[manfredo]

Article 37 1.a and 1.b are extremely vauge. Hiring a DPO becomes necessary once your service "requires regular and systematic monitoring of data subjects on a large scale", or processing personal info specified in article 9 "on a large scale".

However, nowhere does it actually specify what sort of scale constitutes "large". I don't see any user count threshholds or anything like that.

Also, it's possible that someone's list of authored memes is personal data. If somebody creates a lot of political memes then this could easily be covered by article 9, since political affiliation is explicitly covered there.

Additionally just saying "have a checkbox" isn't going to cut it. GDPR forbids blanket opt in or opt out schemes. You would have to build a system to track what the user has consented to and refactor all features to abide by each user's consent configuration.
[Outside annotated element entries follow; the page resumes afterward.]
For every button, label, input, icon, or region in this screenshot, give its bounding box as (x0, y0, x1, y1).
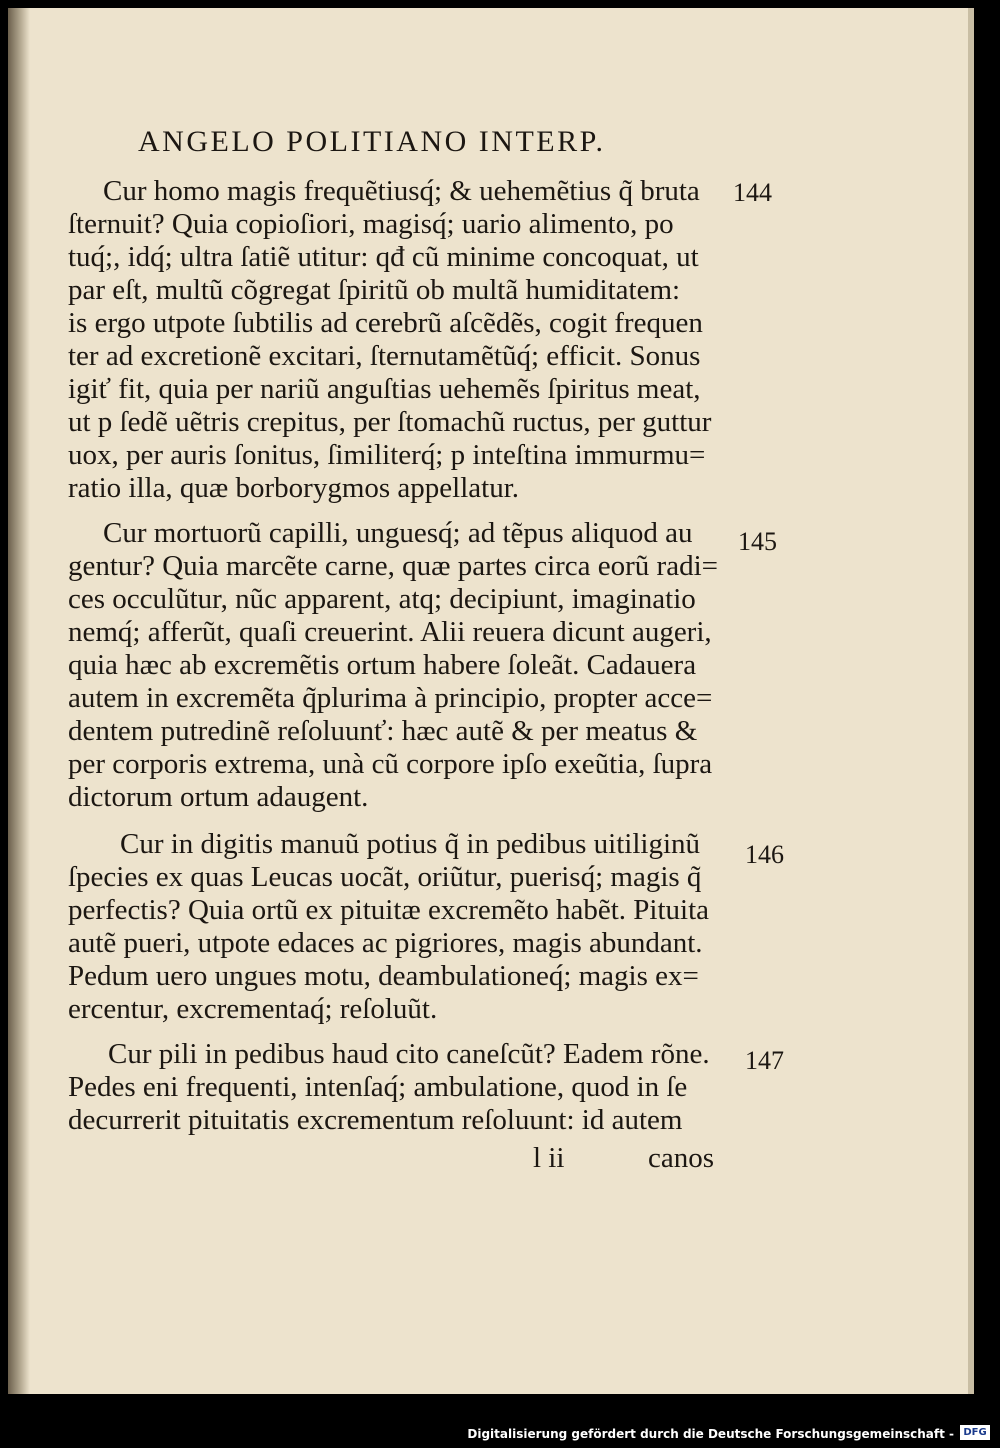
dfg-credit-text: Digitalisierung gefördert durch die Deutsche Forschungsgemeinschaft - (467, 1427, 954, 1441)
text-line: Cur pili in pedibus haud cito caneſcũt? Eadem rõne. (108, 1038, 710, 1070)
text-line: ut p ſedẽ uẽtris crepitus, per ſtomachũ ructus, per guttur (68, 406, 712, 438)
text-line: autem in excremẽta q̃plurima à principio, propter acce= (68, 682, 713, 714)
text-line: is ergo utpote ſubtilis ad cerebrũ aſcẽdẽs, cogit frequen (68, 307, 703, 339)
text-line: ſternuit? Quia copioſiori, magisq́; uario alimento, po (68, 208, 674, 240)
margin-number: 146 (745, 840, 784, 869)
text-line: per corporis extrema, unà cũ corpore ipſo exeũtia, ſupra (68, 748, 713, 780)
text-line: nemq́; afferũt, quaſi creuerint. Alii reuera dicunt augeri, (68, 616, 712, 648)
text-line: Cur mortuorũ capilli, unguesq́; ad tẽpus aliquod au (103, 517, 693, 549)
margin-number: 144 (733, 178, 772, 207)
dfg-logo: DFG (960, 1425, 990, 1440)
text-line: perfectis? Quia ortũ ex pituitæ excremẽto habẽt. Pituita (68, 894, 710, 926)
running-head: ANGELO POLITIANO INTERP. (138, 125, 606, 158)
text-line: Cur in digitis manuũ potius q̃ in pedibus uitiliginũ (120, 828, 701, 860)
text-line: ter ad excretionẽ excitari, ſternutamẽtũq́; efficit. Sonus (68, 340, 701, 372)
text-line: igiť fit, quia per nariũ anguſtias uehemẽs ſpiritus meat, (68, 373, 701, 405)
text-line: uox, per auris ſonitus, ſimiliterq́; p inteſtina immurmu= (68, 439, 706, 471)
signature-mark: l ii (533, 1142, 565, 1174)
margin-number: 147 (745, 1046, 784, 1075)
text-line: gentur? Quia marcẽte carne, quæ partes circa eorũ radi= (68, 550, 718, 582)
margin-number: 145 (738, 527, 777, 556)
text-line: ercentur, excrementaq́; reſoluũt. (68, 993, 438, 1025)
text-line: ratio illa, quæ borborygmos appellatur. (68, 472, 520, 504)
digitization-footer (0, 1394, 1000, 1448)
book-page (8, 8, 974, 1394)
text-line: par eſt, multũ cõgregat ſpiritũ ob multã humiditatem: (68, 274, 681, 306)
text-line: Cur homo magis frequẽtiusq́; & uehemẽtius q̃ bruta (103, 175, 700, 207)
text-line: Pedum uero ungues motu, deambulationeq́; magis ex= (68, 960, 699, 992)
text-line: quia hæc ab excremẽtis ortum habere ſoleãt. Cadauera (68, 649, 697, 681)
text-line: dictorum ortum adaugent. (68, 781, 369, 813)
text-line: tuq́;, idq́; ultra ſatiẽ utitur: qđ cũ minime concoquat, ut (68, 241, 699, 273)
text-line: autẽ pueri, utpote edaces ac pigriores, magis abundant. (68, 927, 703, 959)
text-line: ces occulũtur, nũc apparent, atq; decipiunt, imaginatio (68, 583, 696, 615)
text-line: ſpecies ex quas Leucas uocãt, oriũtur, puerisq́; magis q̃ (68, 861, 702, 893)
page-gutter-shadow (8, 8, 30, 1394)
text-line: dentem putredinẽ reſoluunť: hæc autẽ & per meatus & (68, 715, 698, 747)
text-line: Pedes eni frequenti, intenſaq́; ambulatione, quod in ſe (68, 1071, 688, 1103)
text-line: decurrerit pituitatis excrementum reſoluunt: id autem (68, 1104, 683, 1136)
catchword: canos (648, 1142, 715, 1174)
I'm not saying every these tasks are hugely onerous - just that I can see the use case for blocking EU traffic to avoid having to abide by their regulations.

[viraptor]

They only apply if it's your core activity though. If dank memes are your core activity, you're not "processing personal data" on a large scale, regardless of how many memes you store.

[manfredo]

Again, only if you assume that these memes aren't covered by article 9. You might be able to infer a lot about someone from their authored or favorites memes. Article 9 doesn't just cover the personal data itself, it covers personal data revealing ethnicity, political opinion, etc. If I look at a user's list of authored memes, and it's full of pro gay rights memes have these memes revealed their political opinion? Many would argue yes, and processing memes is definitely the core activity of our hypothetical site.